Riani hanya tersenyum, "Dia Angga, aku kenal pas mengantar surat lamaran magang di kantor X."
"Kenapa aku ga tau?"
"Karena kamu tidak pernah bertanya." Riani menjawab santai dan tersenyum, mengabaikan wajah Dealova yang memerah menahan amarah.
"Kalian pacaran?"
"Iya. Sekarang kita sudah punya pacar." Riani tersenyum hangat.
Dealova menggigit ujung kuku ibu jarinya. Kegelisahan di hatinya begitu besar, hingga tidak tahu harus berbuat apa.
Beberapa hari berlalu, ia ikut mencoba mengenal Angga. Lelaki itu memang tampan dan baik, tapi ... Ia tidak suka saat melihat Riani bersama Angga.
"Mending putus aja," kata Dealova ketika mereka sedang bersiap untuk tidur.
Riani menoleh heran. "Kenapa? Apa yang salah dengan Angga?"
"Dia ...." Dealova tidak tahu harus menjawab apa, di saat kebingungan itu, pintu kamarnya diketuk dari luar. Disambut panggilan dari suara yang familier.
"Siapa?" tanya Dealova tanpa membuka pintu kamar.
"Aku. Dealova Anggriani."
Dealova berjengit, ia memandang Riani yang juga memasang raut bingung. Perlahan ia membuka pintu dan termangu saat melihat dirinya yang lain sedang berdiri di hadapannya.

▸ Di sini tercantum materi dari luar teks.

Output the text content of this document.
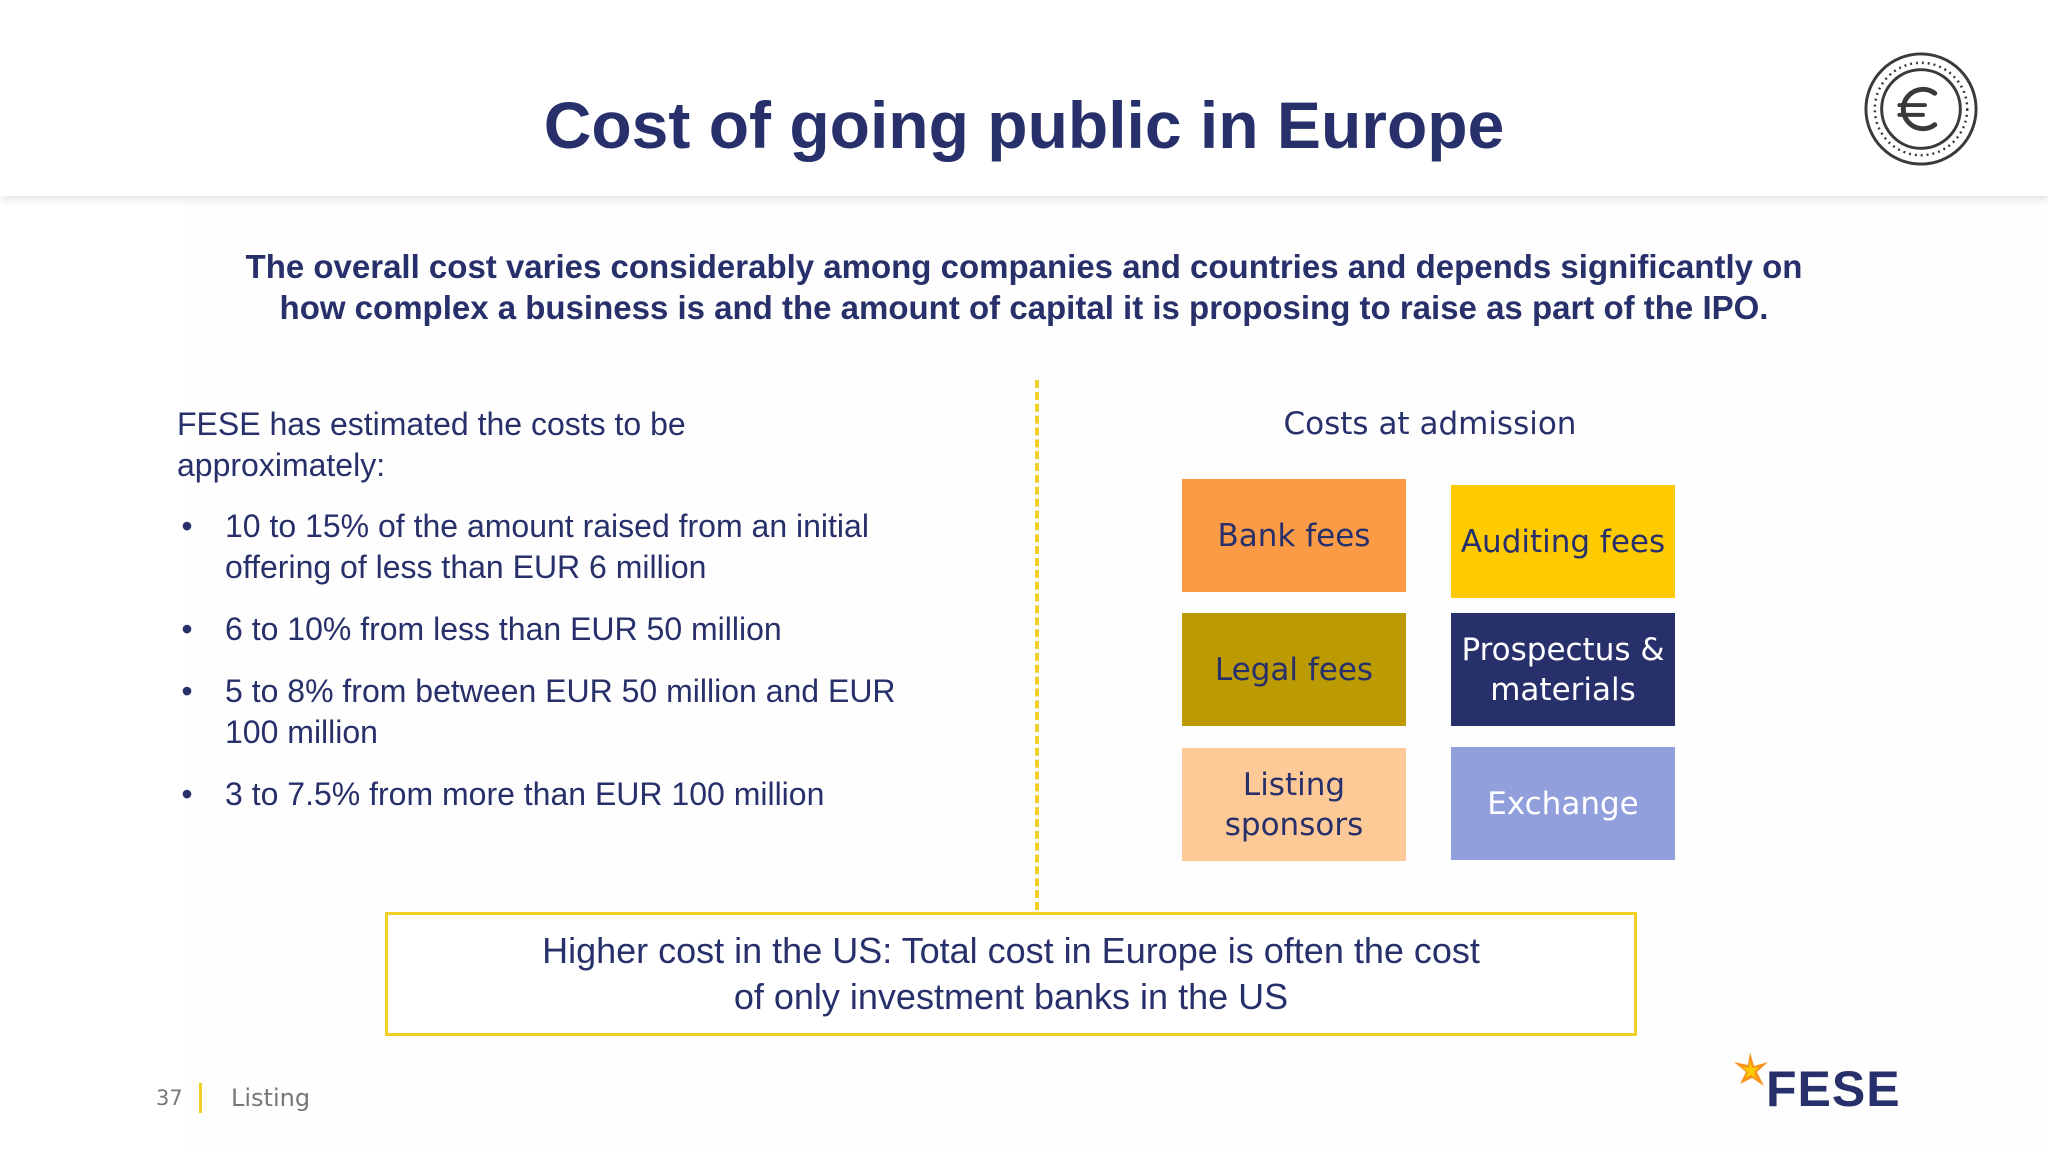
Cost of going public in Europe
The overall cost varies considerably among companies and countries and depends significantly on
how complex a business is and the amount of capital it is proposing to raise as part of the IPO.
FESE has estimated the costs to be approximately:
• 10 to 15% of the amount raised from an initial offering of less than EUR 6 million
• 6 to 10% from less than EUR 50 million
• 5 to 8% from between EUR 50 million and EUR 100 million
• 3 to 7.5% from more than EUR 100 million
Costs at admission
Bank fees	Auditing fees
Legal fees
Prospectus & materials
Listing sponsors
Exchange
Higher cost in the US: Total cost in Europe is often the cost of only investment banks in the US
37 Listing	FESE
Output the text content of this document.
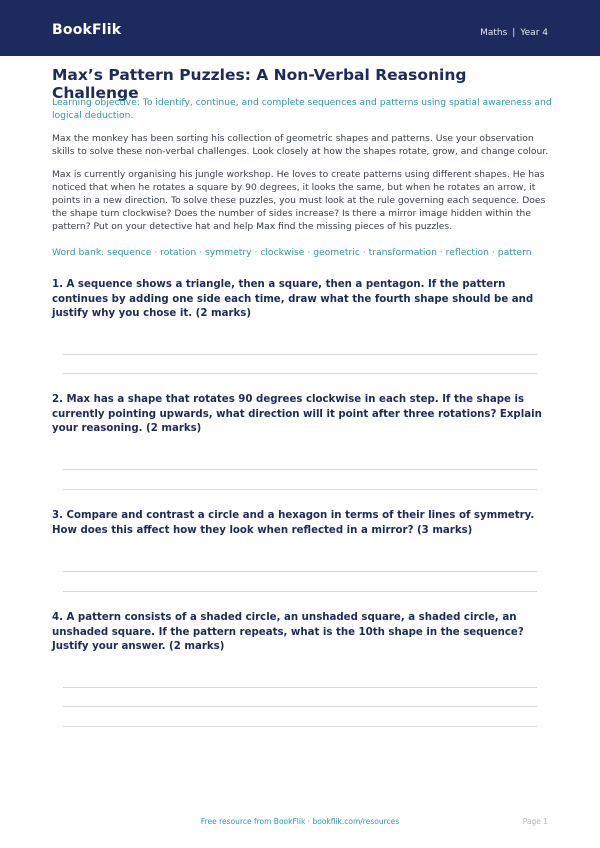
BookFlik	Maths | Year 4
Max’s Pattern Puzzles: A Non-Verbal Reasoning Challenge

Learning objective: To identify, continue, and complete sequences and patterns using spatial awareness and logical deduction.

Max the monkey has been sorting his collection of geometric shapes and patterns. Use your observation skills to solve these non-verbal challenges. Look closely at how the shapes rotate, grow, and change colour.

Max is currently organising his jungle workshop. He loves to create patterns using different shapes. He has noticed that when he rotates a square by 90 degrees, it looks the same, but when he rotates an arrow, it points in a new direction. To solve these puzzles, you must look at the rule governing each sequence. Does the shape turn clockwise? Does the number of sides increase? Is there a mirror image hidden within the pattern? Put on your detective hat and help Max find the missing pieces of his puzzles.

Word bank: sequence · rotation · symmetry · clockwise · geometric · transformation · reflection · pattern

1. A sequence shows a triangle, then a square, then a pentagon. If the pattern continues by adding one side each time, draw what the fourth shape should be and justify why you chose it. (2 marks)

2. Max has a shape that rotates 90 degrees clockwise in each step. If the shape is currently pointing upwards, what direction will it point after three rotations? Explain your reasoning. (2 marks)

3. Compare and contrast a circle and a hexagon in terms of their lines of symmetry. How does this affect how they look when reflected in a mirror? (3 marks)

4. A pattern consists of a shaded circle, an unshaded square, a shaded circle, an unshaded square. If the pattern repeats, what is the 10th shape in the sequence? Justify your answer. (2 marks)

Free resource from BookFlik · bookflik.com/resources	Page 1
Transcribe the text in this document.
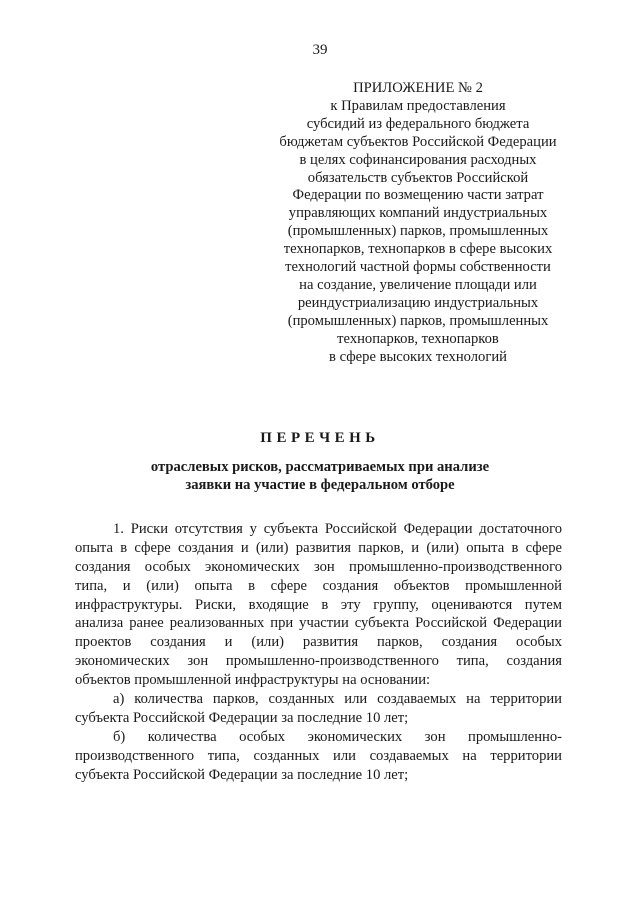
39
ПРИЛОЖЕНИЕ № 2
к Правилам предоставления
субсидий из федерального бюджета
бюджетам субъектов Российской Федерации
в целях софинансирования расходных
обязательств субъектов Российской
Федерации по возмещению части затрат
управляющих компаний индустриальных
(промышленных) парков, промышленных
технопарков, технопарков в сфере высоких
технологий частной формы собственности
на создание, увеличение площади или
реиндустриализацию индустриальных
(промышленных) парков, промышленных
технопарков, технопарков
в сфере высоких технологий
ПЕРЕЧЕНЬ
отраслевых рисков, рассматриваемых при анализе
заявки на участие в федеральном отборе
1. Риски отсутствия у субъекта Российской Федерации достаточного
опыта в сфере создания и (или) развития парков, и (или) опыта в сфере
создания особых экономических зон промышленно-производственного
типа, и (или) опыта в сфере создания объектов промышленной
инфраструктуры. Риски, входящие в эту группу, оцениваются путем
анализа ранее реализованных при участии субъекта Российской Федерации
проектов создания и (или) развития парков, создания особых
экономических зон промышленно-производственного типа, создания
объектов промышленной инфраструктуры на основании:
а) количества парков, созданных или создаваемых на территории
субъекта Российской Федерации за последние 10 лет;
б) количества особых экономических зон промышленно-
производственного типа, созданных или создаваемых на территории
субъекта Российской Федерации за последние 10 лет;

Sekarang, ada tiga Dealova di kamar itu.
• • •
Seperti tersihir, Dealova membiarkan dirinya yang ke-3 ada di kamar itu. Logika yang terus menolak, ia abaikan lantaran tidak dapat menolak kehadiran sosok yang sangat mirip dengannya. Mengusir salah satu hanya membuatnya seperti mengusir diri sendiri. Ia tidak suka dirinya tampak direndahkan.
Beberapa minggu berlalu dengan mereka yang bergantian menjadi Dealova saat ke luar rumah. Hingga, malam itu Riani pulang terlambat dan diantar oleh Angga.
Dealova dan gadis ke-3 memandangi dari jendela.
"Aku tidak rela melihat diriku yang lain dimiliki oleh orang lain," kata gadis ke-3.
Dealova meliriknya. Sepertinya ia menemukan jawaban dari kegelisahan di hatinya sejak mereka berpacaran dengan Angga.
"Aku juga," gumam Dealova.
"Kita ada tiga. Bukankah tidak masalah jika saling memiliki? Hanya untuk kita sendiri?!" gadis ke-3 menambahkan.
"Benar. Kita bisa memiliki diri kita sendiri dalam artian yang sebenarnya."
Pintu kamar terbuka, gadis ke-3 menyambut Riani pulang dan dari arah dapur, Dealova ikut menghampiri. Ia memeluk Riani dengan erat, membuat gadis itu meronta meminta lepas.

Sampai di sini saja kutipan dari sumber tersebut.